„Astrafilm”-Dokumentarfilmfestival feierte 30-jähriges Bestehen
Ausgabe Nr. 2839

Zum Programm des Astrafilm-Festivals gehörten auch Konzerte mit verschiedenen Bands aus aller Welt. Unser Bild: Die Roma-Blaskapelle ,,Fanfara din Cozmești“ war auch in diesem Jahr dabei und marschierte muszierend vom Thaliasaal durch die Fußgängerzone auf den Großen Ring. Foto: Beatrice UNGAR
1993 organisierte Dumitru Budrala zum ersten Mal eine Dokumentarfilmschau „auf einem Fernseher“, wie es in dem Dokustreifen über die Geschichte des Astrafilm-Festivals hieß. Im darauffolgenden Jahr waren es schon vier Fernseher und heuer wurden die Filme in vier Sälen und einem Full Dome gezeigt. 30 Jahre später fand das Astra Film Festival in Hermannstadt zwischen dem 15.-22. Oktober statt.
30 Jahre anspruchsvolles Programm, Dokumentarfilme, die zeigen, was die Welt bewegt – Kriege, Armut, Diskriminierung und Intoleranz, aber auch das menschliche – oder was uns als Menschen ausmacht, künstlerischer Geist, Freundschaft, Fürsorge; so oder so ähnlich kann man den Anspruch der Veranstalter dem Vorwort zum Programmheft entnehmen.

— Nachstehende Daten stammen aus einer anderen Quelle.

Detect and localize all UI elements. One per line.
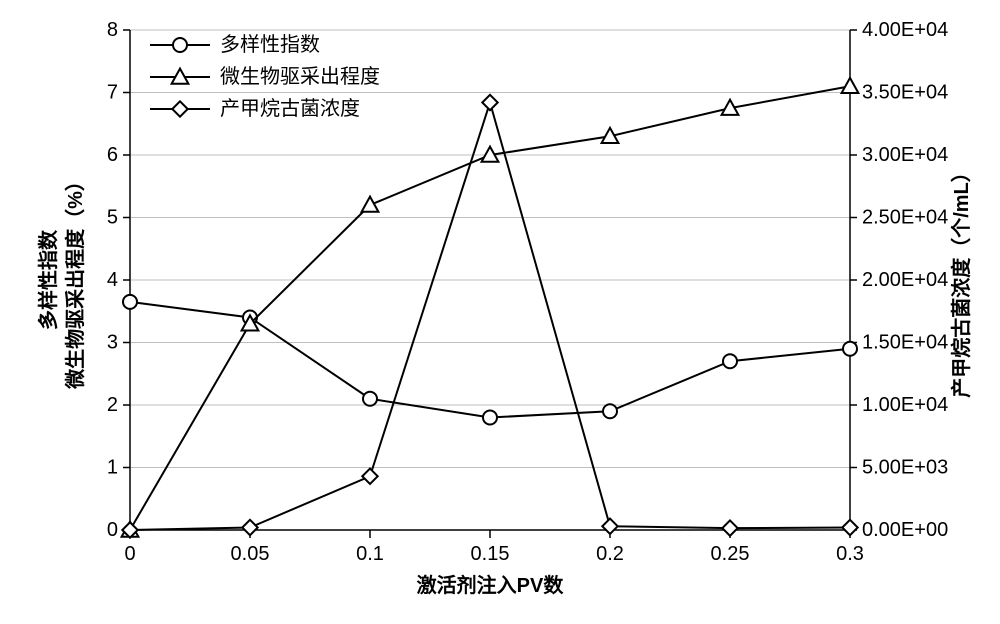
y-left-tick-label: 6 [107, 144, 118, 166]
data-marker [123, 295, 137, 309]
legend-label: 微生物驱采出程度 [220, 65, 380, 88]
y-right-tick-label: 2.00E+04 [862, 269, 948, 291]
chart-container: 0 0.05 0.1 0.15 0.2 0.25 0.3 激活剂注入PV数 0 1 2 3 4 5 6 7 8 0… [0, 0, 1000, 624]
y-left-axis-label-2: 微生物驱采出程度（%） [63, 171, 87, 390]
x-tick-label: 0 [124, 543, 135, 565]
y-left-tick-label: 2 [107, 394, 118, 416]
y-left-tick-label: 8 [107, 19, 118, 41]
y-right-tick-label: 4.00E+04 [862, 19, 948, 41]
x-tick-label: 0.3 [836, 543, 864, 565]
x-tick-label: 0.1 [356, 543, 384, 565]
legend-label: 产甲烷古菌浓度 [220, 97, 360, 120]
series-line-circle [130, 302, 850, 418]
data-marker [843, 342, 857, 356]
legend-marker [172, 101, 187, 116]
y-left-axis-label-1: 多样性指数 [36, 229, 60, 330]
y-right-tick-label: 3.00E+04 [862, 144, 948, 166]
y-left-tick-label: 0 [107, 519, 118, 541]
y-right-tick-label: 0.00E+00 [862, 519, 948, 541]
data-marker [722, 520, 737, 535]
y-left-tick-label: 3 [107, 332, 118, 354]
y-left-tick-label: 4 [107, 269, 118, 291]
y-right-tick-label: 1.50E+04 [862, 332, 948, 354]
y-right-axis-label: 产甲烷古菌浓度（个/mL） [949, 162, 973, 398]
x-tick-label: 0.15 [471, 543, 510, 565]
data-marker [842, 78, 859, 93]
legend-marker [173, 38, 187, 52]
data-marker [602, 519, 617, 534]
legend-label: 多样性指数 [220, 33, 320, 56]
y-left-tick-label: 5 [107, 207, 118, 229]
y-left-tick-label: 7 [107, 82, 118, 104]
x-tick-label: 0.25 [711, 543, 750, 565]
y-right-tick-label: 1.00E+04 [862, 394, 948, 416]
y-right-tick-label: 3.50E+04 [862, 82, 948, 104]
chart-svg: 0 0.05 0.1 0.15 0.2 0.25 0.3 激活剂注入PV数 0 1 2 3 4 5 6 7 8 0… [0, 0, 1000, 624]
data-marker [603, 404, 617, 418]
data-marker [362, 469, 377, 484]
y-right-tick-label: 2.50E+04 [862, 207, 948, 229]
data-marker [483, 411, 497, 425]
data-marker [242, 520, 257, 535]
x-axis-label: 激活剂注入PV数 [417, 573, 565, 597]
y-right-tick-label: 5.00E+03 [862, 457, 948, 479]
x-tick-label: 0.2 [596, 543, 624, 565]
data-marker [362, 197, 379, 212]
x-tick-label: 0.05 [231, 543, 270, 565]
y-left-tick-label: 1 [107, 457, 118, 479]
data-marker [363, 392, 377, 406]
data-marker [482, 95, 497, 110]
data-marker [723, 354, 737, 368]
data-marker [842, 520, 857, 535]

Ja, als Zuschauer kann man den Verantwortlichen nur gratulieren und sagen: dem Anspruch gerecht geworden! Fühlt man sich doch als Zuschauer an die Hand genommen und ins Kino geführt, das man als Ort des Innehaltens, der Sicherheit, ja als magischen Ort empfinden kann, wenn man sich darauf einlässt.

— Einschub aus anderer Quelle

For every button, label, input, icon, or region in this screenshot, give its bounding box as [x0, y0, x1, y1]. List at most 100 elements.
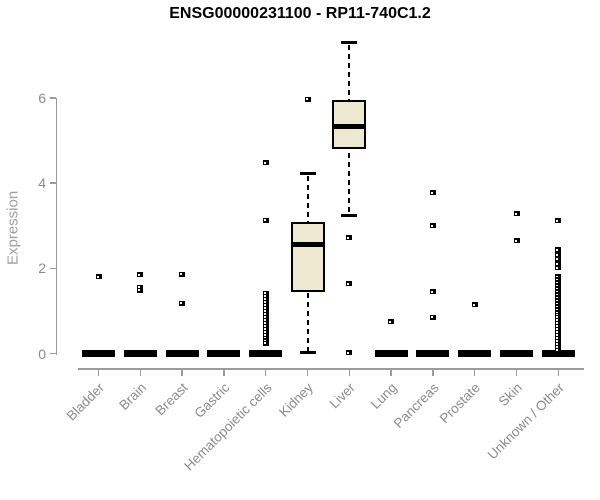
outlier-point [555, 283, 562, 289]
outlier-point [262, 323, 269, 329]
outlier-point [346, 350, 353, 356]
outlier-point [262, 160, 269, 166]
outlier-point [179, 300, 186, 306]
outlier-point [555, 286, 562, 292]
outlier-point [555, 277, 562, 283]
outlier-point [555, 304, 562, 310]
outlier-point [555, 301, 562, 307]
outlier-point [262, 340, 269, 346]
x-axis-label: Skin [495, 380, 526, 410]
outlier-point [95, 274, 102, 280]
x-axis-line [78, 368, 584, 370]
median-line [332, 123, 367, 129]
outlier-point [555, 274, 562, 280]
outlier-point [262, 305, 269, 311]
median-line [290, 242, 325, 248]
outlier-point [262, 311, 269, 317]
outlier-point [555, 265, 562, 271]
outlier-point [555, 335, 562, 341]
outlier-point [388, 319, 395, 325]
outlier-point [555, 280, 562, 286]
outlier-point [304, 96, 311, 102]
outlier-point [262, 296, 269, 302]
outlier-point [262, 290, 269, 296]
x-tick-mark [264, 368, 267, 376]
outlier-point [262, 217, 269, 223]
outlier-point [555, 323, 562, 329]
outlier-point [513, 211, 520, 217]
x-axis-label: Bladder [63, 380, 108, 424]
outlier-point [555, 298, 562, 304]
box [290, 222, 325, 292]
x-axis-label: Gastric [191, 380, 233, 421]
outlier-point [137, 272, 144, 278]
x-tick-mark [348, 368, 351, 376]
outlier-point [555, 317, 562, 323]
flat-box [82, 350, 115, 357]
x-tick-mark [139, 368, 142, 376]
x-axis-label: Breast [152, 380, 191, 419]
outlier-point [555, 256, 562, 262]
outlier-point [555, 338, 562, 344]
outlier-point [262, 338, 269, 344]
flat-box [249, 350, 283, 357]
outlier-point [555, 261, 562, 267]
outlier-point [429, 314, 436, 320]
outlier-point [137, 287, 144, 293]
x-tick-mark [223, 368, 225, 376]
outlier-point [555, 341, 562, 347]
flat-box [458, 350, 492, 357]
outlier-point [513, 238, 520, 244]
x-axis-label: Kidney [276, 380, 317, 420]
x-axis-label: Brain [116, 380, 149, 413]
y-tick-mark [49, 182, 56, 184]
outlier-point [555, 295, 562, 301]
x-tick-mark [432, 368, 434, 376]
outlier-point [555, 218, 562, 224]
outlier-point [555, 314, 562, 320]
x-axis-label: Lung [367, 380, 400, 412]
y-tick-mark [49, 352, 56, 355]
outlier-point [262, 320, 269, 326]
x-tick-mark [181, 368, 183, 376]
y-tick-mark [49, 267, 56, 270]
flat-box [500, 350, 533, 357]
x-tick-mark [97, 368, 100, 376]
whisker-cap-bottom [299, 351, 316, 355]
flat-box [207, 350, 241, 357]
outlier-point [429, 223, 436, 229]
outlier-point [262, 326, 269, 332]
y-tick-mark [49, 97, 56, 99]
outlier-point [262, 332, 269, 338]
x-tick-mark [390, 368, 392, 376]
flat-box [416, 350, 450, 357]
outlier-point [262, 308, 269, 314]
x-tick-mark [557, 368, 560, 376]
outlier-point [262, 293, 269, 299]
outlier-point [555, 344, 562, 350]
flat-box [541, 350, 575, 357]
outlier-point [137, 284, 144, 290]
outlier-point [262, 302, 269, 308]
flat-box [123, 350, 157, 357]
y-axis-line [55, 97, 57, 355]
outlier-point [262, 317, 269, 323]
whisker-cap-top [341, 41, 358, 45]
x-axis-label: Pancreas [390, 380, 442, 431]
outlier-point [262, 329, 269, 335]
chart-title: ENSG00000231100 - RP11-740C1.2 [169, 5, 431, 22]
x-tick-mark [473, 368, 476, 376]
outlier-point [555, 292, 562, 298]
outlier-point [555, 310, 562, 316]
outlier-point [429, 190, 436, 196]
outlier-point [555, 329, 562, 335]
outlier-point [262, 335, 269, 341]
outlier-point [179, 271, 186, 277]
outlier-point [346, 281, 353, 287]
outlier-point [262, 314, 269, 320]
outlier-point [346, 235, 353, 241]
y-tick-label: 0 [38, 345, 46, 362]
y-tick-label: 4 [38, 175, 46, 192]
flat-box [165, 350, 199, 357]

Darauf einlassen konnte man sich schon ab dem ersten Tag, Sonntag, dem 15. Oktober. Zur offiziellen Eröffnung lief der noch in Arbeit befindliche Film „Meeting Zelenskyy“ und im Anschluss dazu fand ein Gespräch mit dem anwesenden Regisseur/Produzent André Singer und Rumäniens Botschafter in Wien, S. E. Emil Hurezeanu statt. Die Zuschauerinnen und Zuschauer konnten sich einen Einblick verschaffen in das Leben des ukrainischen Staatspräsidenten vor allem vor dem Krieg, als er noch als Schauspieler und Comedian bekannt war.
Die Festivalwoche begann am Montag, dem 16. Oktober und man hatte wie jedes Jahr die Qual der Wahl, mit 12 Filmen pro Tag. Eine Eintrittskarte war zu erschwinglichen 20 Lei zu kaufen und der Andrang war groß. Der einzige Dokumentarfilm, der vor Festivalbeginn ausverkauft war, war „Arsenie. Viaţa de apoi“ („Arsenie. Das Leben danach“) in der Regie von Alexandru Solomon. Dies Dank des Hermannstädter Erzbistums der Rumänisch-Orthodoxen Kirche, das versucht hat, den Film über den Mönch Arsenie Boca zu verbieten. Die Organisatoren des Festivals entschieden sich allerdings gegen die Zensur und zeigten den Film. Dabei war der Dokumentarfilm bereits bei mehreren Festivals im In- und Ausland zu sehen gewesen. Nur in Arad hat es die lokale Orthodoxe Kirche geschafft, den Film zu verbieten. Der Skandal, den die Vertreter des Hermannstädter Erzbistums der Rumänisch-Orthodoxen Kirche ausgelöst hatten, kam nicht nur dem Arsenie Boca-Film zugute, sondern auch dem Astrafilm-Festival, da er die Aufmerksamkeit der zentralen Presse auf sich zog.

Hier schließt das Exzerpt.